Mouvement de solidarité

À l'été 1980, la Pologne a connu des troubles du travail d'une ampleur sans précédent. Face aux grèves nationales, le Parti communiste au pouvoir a été contraint de sanctionner, pour la première fois dans un pays du bloc soviétique, la création de syndicats indépendants, libres de tout contrôle de l'Etat.

L'émergence du mouvement syndical Solidarité a été perçue avec une vive inquiétude par les dirigeants des États socialistes voisins de la Pologne, l'URSS en particulier. Comment, étant donné que les conditions de vie et de travail des travailleurs soviétiques étaient au moins aussi mauvaises que celles de leurs homologues polonais, le développement de troubles du travail similaires pourrait-il être anticipé en URSS? La montée de Solidarnosc a donc contribué à un débat de grande envergure sur la réforme politique et économique en URSS. Le débat était d'autant plus significatif qu'il a eu lieu à un moment où la direction soviétique faisait face à un changement de génération majeur et à une lutte de pouvoir concomitante. Le vieillissement de la direction de Leonid Brejnev avait permis aux problèmes sociaux et économiques de s'accumuler à un point tel que l'URSS connaissait une stagnation de la croissance économique. Cela menaçait le contrat social informel entre les dirigeants et les travailleurs de la base.

Dans les premiers mois de la crise polonaise (fin 1980 et début 1981), après s'être prononcée contre une invasion, la direction de Brejnev a adopté une série de mesures palliatives pour conjurer le danger de contagion. Par exemple, le brouillage des émissions de radio occidentales a repris, tandis que les priorités financières du gouvernement ont été révisées pour mettre davantage l'accent sur la consommation.
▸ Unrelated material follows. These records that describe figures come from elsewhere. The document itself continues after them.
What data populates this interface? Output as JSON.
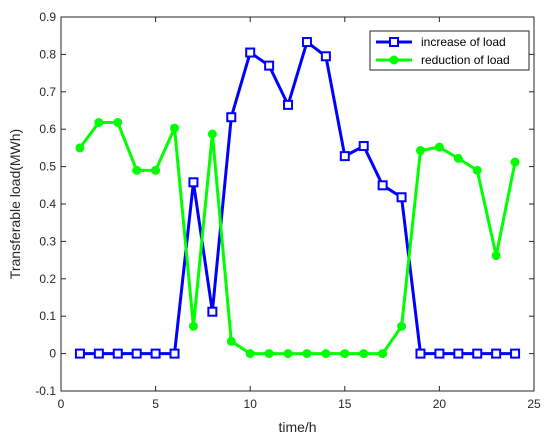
{
  "chart_data": {
    "type": "line",
    "title": "",
    "xlabel": "time/h",
    "ylabel": "Transferable load(MWh)",
    "xlim": [
      0,
      25
    ],
    "ylim": [
      -0.1,
      0.9
    ],
    "xticks": [
      0,
      5,
      10,
      15,
      20,
      25
    ],
    "yticks": [
      -0.1,
      0,
      0.1,
      0.2,
      0.3,
      0.4,
      0.5,
      0.6,
      0.7,
      0.8,
      0.9
    ],
    "grid": false,
    "legend_position": "top-right",
    "x": [
      1,
      2,
      3,
      4,
      5,
      6,
      7,
      8,
      9,
      10,
      11,
      12,
      13,
      14,
      15,
      16,
      17,
      18,
      19,
      20,
      21,
      22,
      23,
      24
    ],
    "series": [
      {
        "name": "increase of load",
        "color": "#0000ff",
        "marker": "square",
        "values": [
          0,
          0,
          0,
          0,
          0,
          0,
          0.458,
          0.112,
          0.632,
          0.805,
          0.77,
          0.665,
          0.833,
          0.795,
          0.528,
          0.555,
          0.45,
          0.418,
          0,
          0,
          0,
          0,
          0,
          0
        ]
      },
      {
        "name": "reduction of load",
        "color": "#00ff00",
        "marker": "circle",
        "values": [
          0.55,
          0.618,
          0.618,
          0.49,
          0.49,
          0.603,
          0.073,
          0.587,
          0.033,
          0,
          0,
          0,
          0,
          0,
          0,
          0,
          0,
          0.073,
          0.543,
          0.552,
          0.522,
          0.49,
          0.262,
          0.512
        ]
      }
    ]
  }
}
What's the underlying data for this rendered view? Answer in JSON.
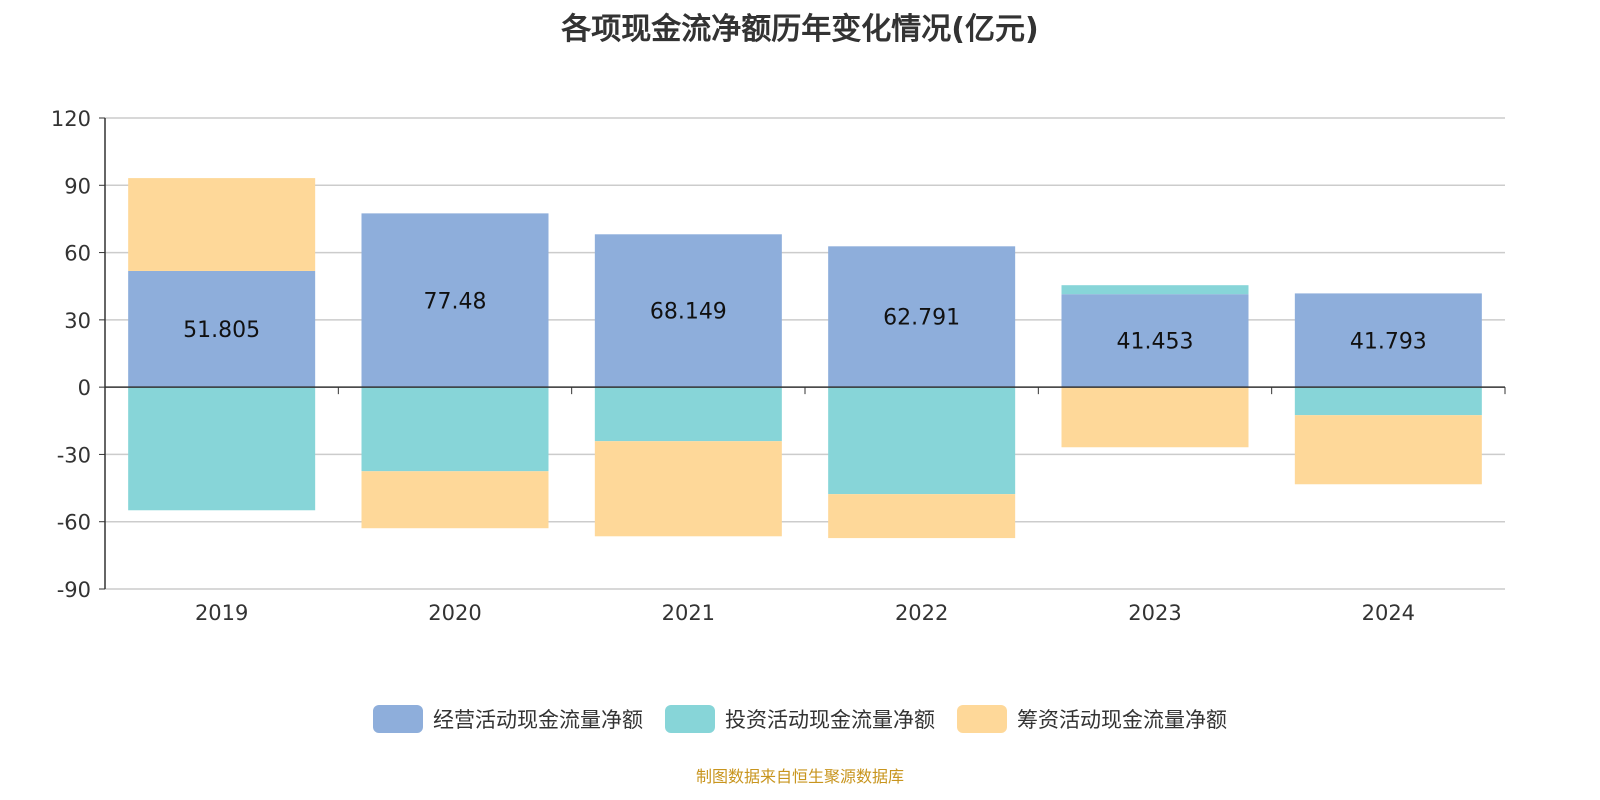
{
  "chart_data": {
    "type": "bar",
    "stacked": true,
    "title": "各项现金流净额历年变化情况(亿元)",
    "categories": [
      "2019",
      "2020",
      "2021",
      "2022",
      "2023",
      "2024"
    ],
    "series": [
      {
        "name": "经营活动现金流量净额",
        "color": "#8eaedb",
        "values": [
          51.805,
          77.48,
          68.149,
          62.791,
          41.453,
          41.793
        ],
        "labels": [
          "51.805",
          "77.48",
          "68.149",
          "62.791",
          "41.453",
          "41.793"
        ]
      },
      {
        "name": "投资活动现金流量净额",
        "color": "#87d5d8",
        "values": [
          -54.9,
          -37.5,
          -24.1,
          -47.7,
          4.0,
          -12.5
        ]
      },
      {
        "name": "筹资活动现金流量净额",
        "color": "#fed899",
        "values": [
          41.4,
          -25.4,
          -42.4,
          -19.6,
          -26.8,
          -30.8
        ]
      }
    ],
    "ylim": [
      -90,
      120
    ],
    "yticks": [
      120,
      90,
      60,
      30,
      0,
      -30,
      -60,
      -90
    ],
    "grid": true,
    "legend": "bottom"
  },
  "source": "制图数据来自恒生聚源数据库"
}
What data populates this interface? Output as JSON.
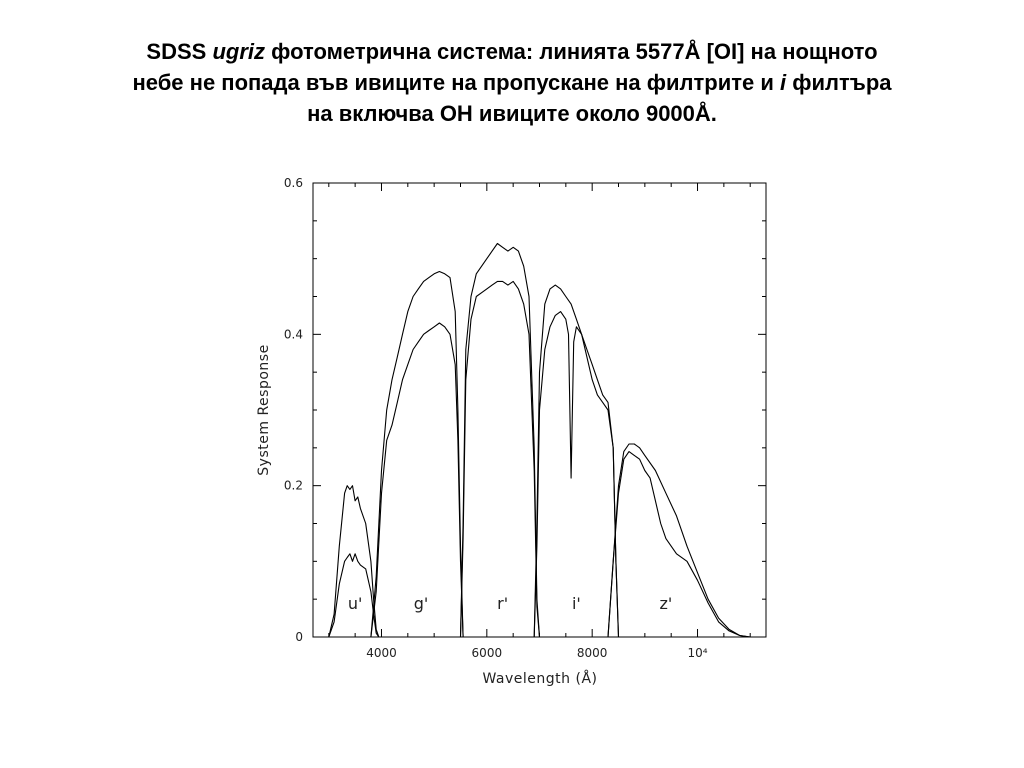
{
  "slide": {
    "title_line1_a": "SDSS ",
    "title_line1_b": "ugriz",
    "title_line1_c": " фотометрична система: линията 5577Å [OI] на нощното",
    "title_line2_a": "небе не попада във ивиците на пропускане на филтрите и ",
    "title_line2_b": "i",
    "title_line2_c": " филтъра",
    "title_line3": "на включва OH ивиците около 9000Å."
  },
  "chart_data": {
    "type": "line",
    "title": "",
    "xlabel": "Wavelength (Å)",
    "ylabel": "System Response",
    "xlim": [
      2700,
      11300
    ],
    "ylim": [
      0,
      0.6
    ],
    "x_ticks": [
      {
        "value": 4000,
        "label": "4000"
      },
      {
        "value": 6000,
        "label": "6000"
      },
      {
        "value": 8000,
        "label": "8000"
      },
      {
        "value": 10000,
        "label": "10⁴"
      }
    ],
    "y_ticks": [
      {
        "value": 0,
        "label": "0"
      },
      {
        "value": 0.2,
        "label": "0.2"
      },
      {
        "value": 0.4,
        "label": "0.4"
      },
      {
        "value": 0.6,
        "label": "0.6"
      }
    ],
    "grid": false,
    "band_labels": [
      {
        "label": "u'",
        "x": 3500,
        "y": 0.05
      },
      {
        "label": "g'",
        "x": 4750,
        "y": 0.05
      },
      {
        "label": "r'",
        "x": 6300,
        "y": 0.05
      },
      {
        "label": "i'",
        "x": 7700,
        "y": 0.05
      },
      {
        "label": "z'",
        "x": 9400,
        "y": 0.05
      }
    ],
    "series": [
      {
        "band": "u",
        "curve": "upper",
        "points": [
          [
            3000,
            0
          ],
          [
            3100,
            0.03
          ],
          [
            3200,
            0.12
          ],
          [
            3300,
            0.19
          ],
          [
            3350,
            0.2
          ],
          [
            3400,
            0.195
          ],
          [
            3450,
            0.2
          ],
          [
            3500,
            0.18
          ],
          [
            3550,
            0.185
          ],
          [
            3600,
            0.17
          ],
          [
            3700,
            0.15
          ],
          [
            3800,
            0.1
          ],
          [
            3850,
            0.05
          ],
          [
            3900,
            0.01
          ],
          [
            3950,
            0
          ]
        ]
      },
      {
        "band": "u",
        "curve": "lower",
        "points": [
          [
            3000,
            0
          ],
          [
            3100,
            0.02
          ],
          [
            3200,
            0.07
          ],
          [
            3300,
            0.1
          ],
          [
            3350,
            0.105
          ],
          [
            3400,
            0.11
          ],
          [
            3450,
            0.1
          ],
          [
            3500,
            0.11
          ],
          [
            3550,
            0.1
          ],
          [
            3600,
            0.095
          ],
          [
            3700,
            0.09
          ],
          [
            3800,
            0.06
          ],
          [
            3850,
            0.03
          ],
          [
            3900,
            0.005
          ],
          [
            3950,
            0
          ]
        ]
      },
      {
        "band": "g",
        "curve": "upper",
        "points": [
          [
            3800,
            0
          ],
          [
            3900,
            0.08
          ],
          [
            4000,
            0.22
          ],
          [
            4100,
            0.3
          ],
          [
            4200,
            0.34
          ],
          [
            4300,
            0.37
          ],
          [
            4400,
            0.4
          ],
          [
            4500,
            0.43
          ],
          [
            4600,
            0.45
          ],
          [
            4700,
            0.46
          ],
          [
            4800,
            0.47
          ],
          [
            4900,
            0.475
          ],
          [
            5000,
            0.48
          ],
          [
            5100,
            0.483
          ],
          [
            5200,
            0.48
          ],
          [
            5300,
            0.475
          ],
          [
            5400,
            0.43
          ],
          [
            5450,
            0.3
          ],
          [
            5500,
            0.12
          ],
          [
            5550,
            0
          ]
        ]
      },
      {
        "band": "g",
        "curve": "lower",
        "points": [
          [
            3800,
            0
          ],
          [
            3900,
            0.06
          ],
          [
            4000,
            0.19
          ],
          [
            4100,
            0.26
          ],
          [
            4200,
            0.28
          ],
          [
            4300,
            0.31
          ],
          [
            4400,
            0.34
          ],
          [
            4500,
            0.36
          ],
          [
            4600,
            0.38
          ],
          [
            4700,
            0.39
          ],
          [
            4800,
            0.4
          ],
          [
            4900,
            0.405
          ],
          [
            5000,
            0.41
          ],
          [
            5100,
            0.415
          ],
          [
            5200,
            0.41
          ],
          [
            5300,
            0.4
          ],
          [
            5400,
            0.36
          ],
          [
            5450,
            0.26
          ],
          [
            5500,
            0.1
          ],
          [
            5550,
            0
          ]
        ]
      },
      {
        "band": "r",
        "curve": "upper",
        "points": [
          [
            5500,
            0
          ],
          [
            5550,
            0.15
          ],
          [
            5600,
            0.38
          ],
          [
            5700,
            0.45
          ],
          [
            5800,
            0.48
          ],
          [
            5900,
            0.49
          ],
          [
            6000,
            0.5
          ],
          [
            6100,
            0.51
          ],
          [
            6200,
            0.52
          ],
          [
            6300,
            0.515
          ],
          [
            6400,
            0.51
          ],
          [
            6500,
            0.515
          ],
          [
            6600,
            0.51
          ],
          [
            6700,
            0.49
          ],
          [
            6800,
            0.45
          ],
          [
            6900,
            0.25
          ],
          [
            6950,
            0.05
          ],
          [
            7000,
            0
          ]
        ]
      },
      {
        "band": "r",
        "curve": "lower",
        "points": [
          [
            5500,
            0
          ],
          [
            5550,
            0.13
          ],
          [
            5600,
            0.34
          ],
          [
            5700,
            0.42
          ],
          [
            5800,
            0.45
          ],
          [
            5900,
            0.455
          ],
          [
            6000,
            0.46
          ],
          [
            6100,
            0.465
          ],
          [
            6200,
            0.47
          ],
          [
            6300,
            0.47
          ],
          [
            6400,
            0.465
          ],
          [
            6500,
            0.47
          ],
          [
            6600,
            0.46
          ],
          [
            6700,
            0.44
          ],
          [
            6800,
            0.4
          ],
          [
            6900,
            0.22
          ],
          [
            6950,
            0.04
          ],
          [
            7000,
            0
          ]
        ]
      },
      {
        "band": "i",
        "curve": "upper",
        "points": [
          [
            6900,
            0
          ],
          [
            6950,
            0.15
          ],
          [
            7000,
            0.35
          ],
          [
            7100,
            0.44
          ],
          [
            7200,
            0.46
          ],
          [
            7300,
            0.465
          ],
          [
            7400,
            0.46
          ],
          [
            7500,
            0.45
          ],
          [
            7600,
            0.44
          ],
          [
            7700,
            0.42
          ],
          [
            7800,
            0.4
          ],
          [
            7900,
            0.38
          ],
          [
            8000,
            0.36
          ],
          [
            8100,
            0.34
          ],
          [
            8200,
            0.32
          ],
          [
            8300,
            0.31
          ],
          [
            8400,
            0.25
          ],
          [
            8450,
            0.1
          ],
          [
            8500,
            0
          ]
        ]
      },
      {
        "band": "i",
        "curve": "lower",
        "points": [
          [
            6900,
            0
          ],
          [
            6950,
            0.12
          ],
          [
            7000,
            0.3
          ],
          [
            7100,
            0.38
          ],
          [
            7200,
            0.41
          ],
          [
            7300,
            0.425
          ],
          [
            7400,
            0.43
          ],
          [
            7500,
            0.42
          ],
          [
            7550,
            0.4
          ],
          [
            7600,
            0.21
          ],
          [
            7650,
            0.39
          ],
          [
            7700,
            0.41
          ],
          [
            7800,
            0.4
          ],
          [
            7900,
            0.37
          ],
          [
            8000,
            0.34
          ],
          [
            8100,
            0.32
          ],
          [
            8200,
            0.31
          ],
          [
            8300,
            0.3
          ],
          [
            8400,
            0.25
          ],
          [
            8450,
            0.1
          ],
          [
            8500,
            0
          ]
        ]
      },
      {
        "band": "z",
        "curve": "upper",
        "points": [
          [
            8300,
            0
          ],
          [
            8400,
            0.1
          ],
          [
            8500,
            0.2
          ],
          [
            8600,
            0.245
          ],
          [
            8700,
            0.255
          ],
          [
            8800,
            0.255
          ],
          [
            8900,
            0.25
          ],
          [
            9000,
            0.24
          ],
          [
            9200,
            0.22
          ],
          [
            9400,
            0.19
          ],
          [
            9600,
            0.16
          ],
          [
            9800,
            0.12
          ],
          [
            10000,
            0.085
          ],
          [
            10200,
            0.05
          ],
          [
            10400,
            0.025
          ],
          [
            10600,
            0.01
          ],
          [
            10800,
            0.002
          ],
          [
            11000,
            0
          ]
        ]
      },
      {
        "band": "z",
        "curve": "lower",
        "points": [
          [
            8300,
            0
          ],
          [
            8400,
            0.1
          ],
          [
            8500,
            0.19
          ],
          [
            8600,
            0.235
          ],
          [
            8700,
            0.245
          ],
          [
            8800,
            0.24
          ],
          [
            8900,
            0.235
          ],
          [
            9000,
            0.22
          ],
          [
            9100,
            0.21
          ],
          [
            9200,
            0.18
          ],
          [
            9300,
            0.15
          ],
          [
            9400,
            0.13
          ],
          [
            9500,
            0.12
          ],
          [
            9600,
            0.11
          ],
          [
            9800,
            0.1
          ],
          [
            10000,
            0.075
          ],
          [
            10200,
            0.045
          ],
          [
            10400,
            0.02
          ],
          [
            10600,
            0.008
          ],
          [
            10800,
            0.002
          ],
          [
            11000,
            0
          ]
        ]
      }
    ]
  }
}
Au moment où la loi martiale a été déclarée en Pologne en décembre 1981, il était clair que le danger de débordement sur l'URSS - s'il avait jamais existé - avait été évité. Hormis quelques grèves isolées et des tracts épars dans les républiques occidentales de l'URSS, les événements polonais ont suscité peu de sympathie parmi les travailleurs soviétiques, qui étaient enclins à croire que l'URSS subventionnait de toute façon ses alliés du Pacte de Varsovie. Face à un ralentissement continu du taux de croissance économique, qui conduisait à une stagnation, voire à une réduction réelle, du niveau de vie populaire, les dirigeants soviétiques ont abandonné les carottes pour les bâtons. Cela a été illustré par la brève direction de Yuri Andropov (1982-1983), qui a lancé une campagne massive pour augmenter la discipline au travail et réprimer la criminalité, la corruption et l'alcoolisme, avec des résultats limités.

Les événements polonais ont continué à résonner lorsque, en 1985, Mikhail Gorbatchev est devenu le chef du parti communiste soviétique. Gorbatchev s'est publiquement identifié avec des universitaires réformistes soviétiques qui ont soutenu que la crise polonaise n'était pas simplement attribuable aux erreurs des dirigeants polonais, mais à une faiblesse générale affligeant toutes les économies planifiées à parti unique de type soviétique. Les membres du camp réformiste ont utilisé l'exemple polonais pour faire pression en faveur de réformes radicales du système politique et économique soviétique. On peut donc dire que l'expérience polonaise a joué le rôle de catalyseur des politiques de glasnost (ouverture) et de perestroïka (restructuration) de Gorbatchev.

Les efforts de Gorbatchev pour persuader les travailleurs et les cadres soviétiques d'assumer la responsabilité de la qualité de leur travail, en échange de récompenses accrues, se sont d'abord heurtés à l'apathie, puis à l'hostilité et à la résistance. Peu à peu, il adopta des mesures plus radicales, aboutissant à ses efforts pour dépouiller le parti communiste de son monopole du pouvoir. En attaquant le parti, cependant, Gorbatchev attaquait le ressort du système soviétique. Le résultat a été l'effondrement de l'URSS elle-même.